Multiagent regimens including vincristine, cyclophosphamide, doxorubicin, and chlorambucil may be considered for patients for whom monochemotherapy is not effective. In refractory and advanced cases of LCH, cyclosporine and interferon-α2, and 2-chlorodeoxyadenosine (2-CdA, cladribine) have been used. cladribine has excellent activity in patients with LCH, even though response is not uniform across all risk groups. Recent literature have shown cladribine as monotherapy has significant activity in patients with disease in nonrisk organs such as bone, but limited activity in refractory risk organ disease. In a large prospective study, the only other factors predictive of response to cladribine were age at cladribine therapy and the time from diagnosis to cladribine therapy. The response to the drug and survival were significantly better in patients greater than 2 years of age, while the time from diagnosis to cladribine therapy was also significantly different in the responding patients compared to those who failed to respond.

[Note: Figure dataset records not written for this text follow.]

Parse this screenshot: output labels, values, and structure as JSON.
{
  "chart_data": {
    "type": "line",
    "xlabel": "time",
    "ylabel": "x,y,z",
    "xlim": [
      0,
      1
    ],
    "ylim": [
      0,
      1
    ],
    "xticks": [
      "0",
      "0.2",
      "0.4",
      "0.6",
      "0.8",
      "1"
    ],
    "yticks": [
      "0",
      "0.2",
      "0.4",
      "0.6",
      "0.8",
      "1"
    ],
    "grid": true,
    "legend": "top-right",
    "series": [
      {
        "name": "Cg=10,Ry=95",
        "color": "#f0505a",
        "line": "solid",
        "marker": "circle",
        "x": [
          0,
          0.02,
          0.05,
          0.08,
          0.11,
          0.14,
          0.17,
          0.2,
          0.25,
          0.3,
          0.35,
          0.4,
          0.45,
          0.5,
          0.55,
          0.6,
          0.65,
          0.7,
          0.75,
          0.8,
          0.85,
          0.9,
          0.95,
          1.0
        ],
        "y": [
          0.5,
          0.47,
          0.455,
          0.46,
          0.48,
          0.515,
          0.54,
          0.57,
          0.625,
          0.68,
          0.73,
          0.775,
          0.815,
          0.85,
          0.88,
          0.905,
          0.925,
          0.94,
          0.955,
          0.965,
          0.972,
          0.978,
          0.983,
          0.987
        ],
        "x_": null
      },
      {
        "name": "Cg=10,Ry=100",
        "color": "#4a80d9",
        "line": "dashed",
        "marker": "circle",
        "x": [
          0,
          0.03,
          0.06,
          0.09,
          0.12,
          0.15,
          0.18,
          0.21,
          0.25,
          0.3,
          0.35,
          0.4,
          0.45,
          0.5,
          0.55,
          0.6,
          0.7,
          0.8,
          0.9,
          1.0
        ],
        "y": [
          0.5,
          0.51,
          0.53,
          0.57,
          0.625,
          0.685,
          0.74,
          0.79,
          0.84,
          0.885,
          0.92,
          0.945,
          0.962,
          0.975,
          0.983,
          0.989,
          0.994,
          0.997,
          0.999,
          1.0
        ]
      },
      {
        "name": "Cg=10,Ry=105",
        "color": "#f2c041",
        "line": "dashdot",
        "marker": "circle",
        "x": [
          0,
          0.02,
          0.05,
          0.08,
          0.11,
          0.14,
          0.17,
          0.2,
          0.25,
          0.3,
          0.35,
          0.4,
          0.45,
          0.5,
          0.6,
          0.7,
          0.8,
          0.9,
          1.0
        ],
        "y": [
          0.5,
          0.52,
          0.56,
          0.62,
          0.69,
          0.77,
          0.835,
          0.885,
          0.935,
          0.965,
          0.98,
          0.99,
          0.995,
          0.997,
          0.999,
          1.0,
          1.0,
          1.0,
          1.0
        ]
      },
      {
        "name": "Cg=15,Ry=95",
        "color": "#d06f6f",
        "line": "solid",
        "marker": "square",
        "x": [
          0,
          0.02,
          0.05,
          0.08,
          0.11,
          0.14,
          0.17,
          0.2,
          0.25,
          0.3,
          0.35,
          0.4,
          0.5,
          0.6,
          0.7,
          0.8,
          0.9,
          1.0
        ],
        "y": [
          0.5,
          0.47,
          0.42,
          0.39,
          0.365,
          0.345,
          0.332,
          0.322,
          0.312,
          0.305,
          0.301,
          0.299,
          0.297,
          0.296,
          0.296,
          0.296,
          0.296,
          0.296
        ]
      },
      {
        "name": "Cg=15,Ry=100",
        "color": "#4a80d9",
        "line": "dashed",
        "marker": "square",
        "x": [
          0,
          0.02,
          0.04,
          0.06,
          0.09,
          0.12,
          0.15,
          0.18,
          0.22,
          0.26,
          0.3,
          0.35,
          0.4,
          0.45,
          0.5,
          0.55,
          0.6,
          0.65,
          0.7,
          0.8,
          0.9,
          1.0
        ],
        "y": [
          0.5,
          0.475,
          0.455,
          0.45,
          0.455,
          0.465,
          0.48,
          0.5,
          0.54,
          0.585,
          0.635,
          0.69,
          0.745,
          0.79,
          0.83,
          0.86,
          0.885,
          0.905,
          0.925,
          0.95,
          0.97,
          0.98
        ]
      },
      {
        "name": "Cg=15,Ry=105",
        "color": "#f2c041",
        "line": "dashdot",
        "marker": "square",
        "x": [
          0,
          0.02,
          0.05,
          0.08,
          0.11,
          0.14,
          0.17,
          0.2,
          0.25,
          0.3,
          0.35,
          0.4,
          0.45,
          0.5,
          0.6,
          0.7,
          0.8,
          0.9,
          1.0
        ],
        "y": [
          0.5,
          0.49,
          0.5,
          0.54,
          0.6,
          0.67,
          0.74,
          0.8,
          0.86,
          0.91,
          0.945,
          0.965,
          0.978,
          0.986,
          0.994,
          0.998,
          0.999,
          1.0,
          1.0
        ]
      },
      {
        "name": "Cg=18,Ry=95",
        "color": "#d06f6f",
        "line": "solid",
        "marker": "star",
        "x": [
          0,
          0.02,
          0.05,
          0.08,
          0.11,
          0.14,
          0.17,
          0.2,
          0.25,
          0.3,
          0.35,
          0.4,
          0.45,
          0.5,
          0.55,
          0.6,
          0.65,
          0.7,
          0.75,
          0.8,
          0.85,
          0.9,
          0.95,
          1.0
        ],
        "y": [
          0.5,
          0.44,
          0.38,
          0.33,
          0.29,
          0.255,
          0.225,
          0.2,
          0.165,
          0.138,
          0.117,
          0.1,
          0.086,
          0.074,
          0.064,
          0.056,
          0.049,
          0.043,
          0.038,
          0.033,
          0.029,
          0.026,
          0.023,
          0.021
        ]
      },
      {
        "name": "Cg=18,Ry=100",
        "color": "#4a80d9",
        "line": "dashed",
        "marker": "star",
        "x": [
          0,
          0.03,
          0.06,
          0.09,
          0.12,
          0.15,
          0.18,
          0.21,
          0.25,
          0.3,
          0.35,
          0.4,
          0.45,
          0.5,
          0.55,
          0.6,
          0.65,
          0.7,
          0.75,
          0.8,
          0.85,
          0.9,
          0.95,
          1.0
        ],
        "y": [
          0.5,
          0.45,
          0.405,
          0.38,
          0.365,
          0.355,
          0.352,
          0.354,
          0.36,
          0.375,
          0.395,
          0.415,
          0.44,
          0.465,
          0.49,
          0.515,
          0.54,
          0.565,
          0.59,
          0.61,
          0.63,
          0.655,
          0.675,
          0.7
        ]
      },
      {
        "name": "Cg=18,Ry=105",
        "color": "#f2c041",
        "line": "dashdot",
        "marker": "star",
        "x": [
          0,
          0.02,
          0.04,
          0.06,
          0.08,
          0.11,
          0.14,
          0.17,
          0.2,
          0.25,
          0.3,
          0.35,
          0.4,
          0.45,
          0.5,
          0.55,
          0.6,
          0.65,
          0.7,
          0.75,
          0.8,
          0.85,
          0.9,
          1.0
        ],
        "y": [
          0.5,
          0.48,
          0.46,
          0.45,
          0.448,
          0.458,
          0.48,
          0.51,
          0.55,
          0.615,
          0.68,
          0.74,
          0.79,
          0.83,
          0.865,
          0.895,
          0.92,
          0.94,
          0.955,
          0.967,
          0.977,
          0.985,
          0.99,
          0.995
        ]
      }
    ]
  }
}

The potential serious side effects of cladribine (transient neutropenia, absolute monocytopenia, T-cell suppression, autoimmune hemolytic anemia, and severe skin rashes) call for a careful risk-benefit evaluation in each case. High-risk patients who fail to respond to cladribine have a high-risk of mortality.27

A current open pilot study of the Histiocyte Society for patients with refractory LCH is investigating whether the response rate can be improved by the addition of cytosine arabinoside (Ara-C) to cladribine. Allogenic bone marrow transplantation or autotransplantation with CD1a-depleted bone marrow has been successful in some patients. Other approaches, including stem cell transplantation with myeloablative and nonmyeloablative preparative regimes, are also being tested (eFig. 147-15.2).